The presidential primary may dominate New Hampshire’s news today, but longer-lasting trends are in place that transcend who takes the vote today or even the White House come November.
That would be the health of the businesses that really drive the local economies: the so-called “store front” businesses that line the main streets and side streets of those local communities.
Speaking broadly, those businesses, as measured through the end of 2015 (and there, obviously, is a “rearview mirror” component here), have done well. Looking at the measures of health for all 3.4 million of them tracked in the U.S., they’ve actually done better than well. According to the CAN Capital Store Front Business Index (SFI), they’ve grown faster than the U.S. economy overall, no mean feat given the consistent headwinds of worries over the stock market and the first rate hike in over nine years, courtesy of the Federal Reserve.

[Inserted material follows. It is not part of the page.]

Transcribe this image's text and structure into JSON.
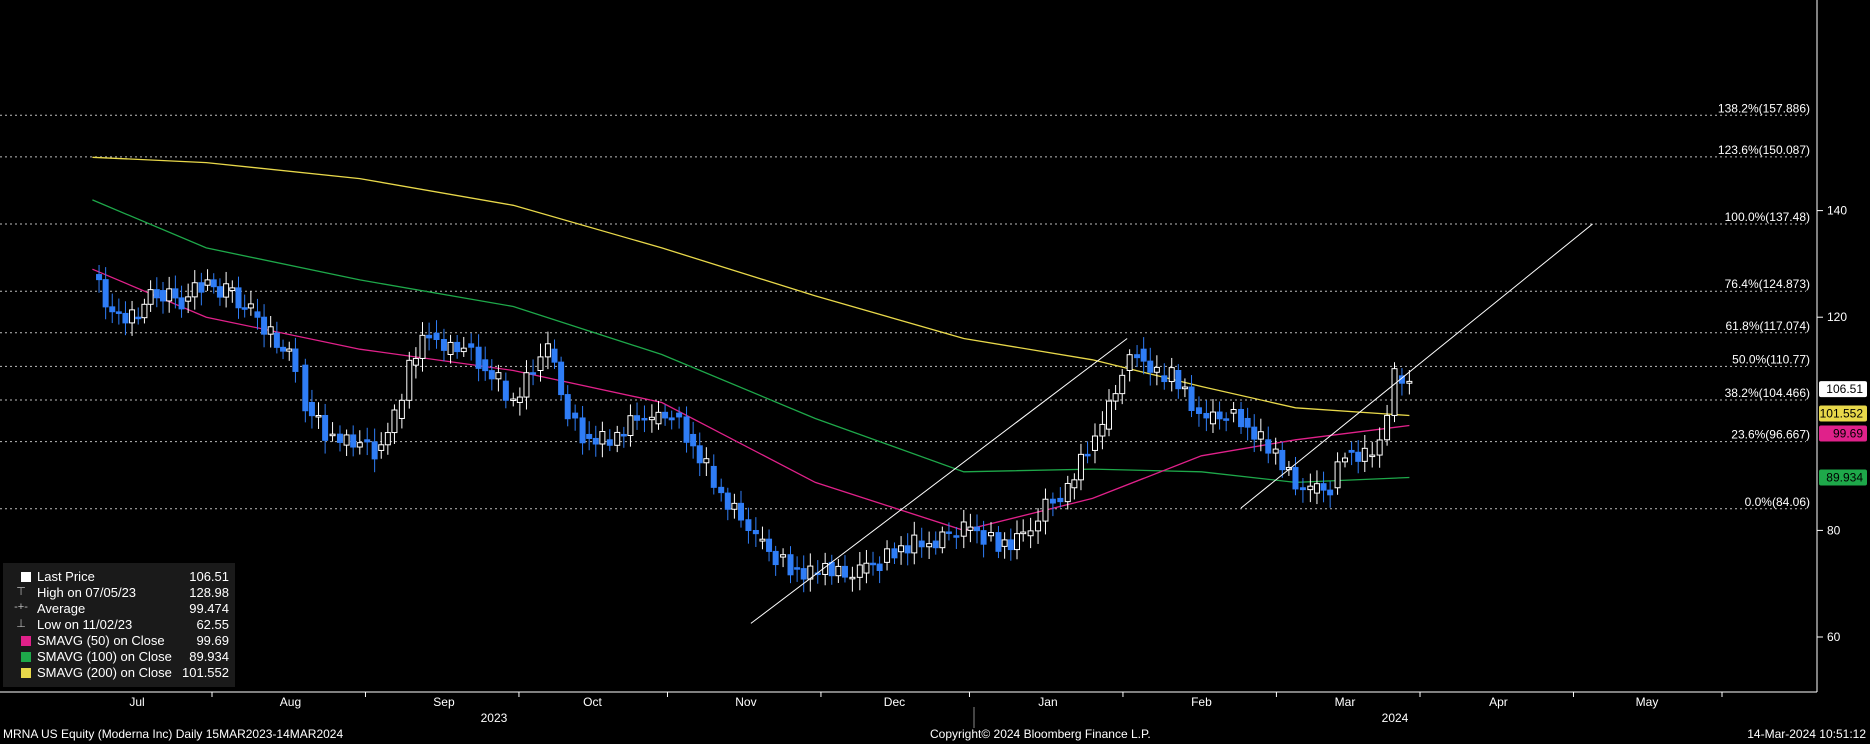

Theoretically, such headwinds should cause consumers — and the small businesses that serve them — to pull back a bit on the purse strings. For store fronts, that would mean no growth, but that has not shown up in the numbers, where the most recent reading showed the SFI at 112.9, indicating nice expansion.
But, as always, the devil is in the details.
And, on a state-by-state basis, New Hampshire falls a bit short — not a slide, not a recession, but growth that pales a bit in comparison to the broader indices.
The health of store front businesses in the state itself indexed at 106.7, which shows some growth but less than that experienced overall by their counterparts across the U.S. — and even less than those in the Northeast region.
So, not bad but not great, measured against a smaller arena, at least speaking geographically.
And yet, there’s a troubling trend here and one that may give a nod to some of the issues roiling the state into primary season and beyond, regardless of party affiliation.
The 106 number just quoted, at the second quarter of 2015, is lower than the 109.3 seen at the same period in 2014, and all of that data, of course, shows growth off the 2007 starting point (where, for our purposes, the index stood at 100).
One telltale for the overall health of store fronts is the growth in number of establishments, both historically and looking forward. That’s been slowing, at 2 percent overall, and overall has been noted to be the smallest contributor to growth. According to our data, the greatest growth, in terms of actual business growth, has been, and will remain, in the Mountain region and also the South — nary a blip from New England on that front, which indicates that growth will come from employee expansion at existing store fronts and wages. On the former point, we may have to see a tempering of stock market volatility and perhaps even job growth (which has also slowed a bit nationwide) until hiring surges. On the latter point, rate hikes may or may not mean inflation is kept in check, and if not, then wages will have to keep pace.